Bipartisan bills would ease ‘death tax’ on Illinois family farms
Selling family farmland to pay Illinois’ estate tax could end if a pair of bills take root in the General Assembly.
Family farms could receive some tax relief under a pair of new bills in the Illinois General Assembly.
Senate Bill 1742, introduced by state Sen. Scott Bennett, D-Champaign, would tie Illinois’ estate tax to the federal estate tax level, which currently levies the tax at $11.4 million. The estate tax, also called the death tax, is a tax on the value of an estate paid by someone who inherits money from the original owner. A companion bill, House Bill 3561, was also introduced in the House by state Rep. Monica Bristow, D-Godfrey.
The bills intend to save family farms. When the owner of a farm dies, the heirs are faced with a combined tax rate of up to 56 percent of the land’s value. The federal estate tax takes 40 percent and Illinois’ tax can range from 0.8 percent to 16 percent, according to the Tax Foundation.

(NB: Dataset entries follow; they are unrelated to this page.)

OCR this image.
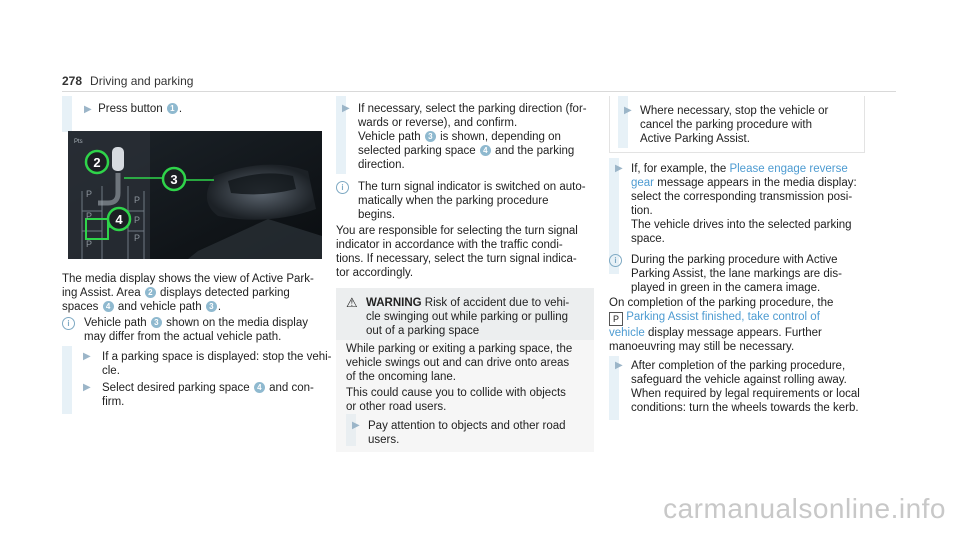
278 Driving and parking
▶ Press button 1 .
2
3
4
P
P
P
P
P
P
Pts
The media display shows the view of Active Park-
ing Assist. Area 2 displays detected parking
spaces 4 and vehicle path 3 .
i Vehicle path 3 shown on the media display
may differ from the actual vehicle path.
▶ If a parking space is displayed: stop the vehi-
cle.
▶ Select desired parking space 4 and con-
firm.
▶ If necessary, select the parking direction (for-
wards or reverse), and confirm.
Vehicle path 3 is shown, depending on
selected parking space 4 and the parking
direction.
i The turn signal indicator is switched on auto-
matically when the parking procedure
begins.
You are responsible for selecting the turn signal
indicator in accordance with the traffic condi-
tions. If necessary, select the turn signal indica-
tor accordingly.
⚠ WARNING Risk of accident due to vehi-
cle swinging out while parking or pulling
out of a parking space
While parking or exiting a parking space, the
vehicle swings out and can drive onto areas
of the oncoming lane.
This could cause you to collide with objects
or other road users.
▶ Pay attention to objects and other road
users.
▶ Where necessary, stop the vehicle or
cancel the parking procedure with
Active Parking Assist.
▶ If, for example, the Please engage reverse
gear message appears in the media display:
select the corresponding transmission posi-
tion.
The vehicle drives into the selected parking
space.
i During the parking procedure with Active
Parking Assist, the lane markings are dis-
played in green in the camera image.
On completion of the parking procedure, the
P Parking Assist finished, take control of
vehicle display message appears. Further
manoeuvring may still be necessary.
▶ After completion of the parking procedure,
safeguard the vehicle against rolling away.
When required by legal requirements or local
conditions: turn the wheels towards the kerb.
carmanualsonline.info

Currently, Illinois taxes estates valued at $4 million or more, which would be roughly the value of only 500 acres of farmland. The federal tax starts on inheritance per person of $11.4 million or greater.
Illinois is one of 17 states, plus Washington, D.C., that collects either an estate or inheritance tax. Neighboring states of Wisconsin, Missouri, Michigan and Indiana don’t impose those taxes, and Indiana repealed its “death tax” in 2013.
States have been trending away from death taxes, with recent repeals in Tennessee, Delaware and even New Jersey. New Jersey and Illinois are often tied at the ugly extremes when ranked for taxing residents and fiscal irresponsibility.
Death taxes “have large compliance costs, have been shown to suppress entrepreneurship and are among the most harmful taxes to economic growth,” according to the Tax Foundation. Most states seem to have realized that.
Illinois lawmakers should ease this unnecessary burden on family farms by sending either SB 1742 or HB 3561 to the governor’s desk.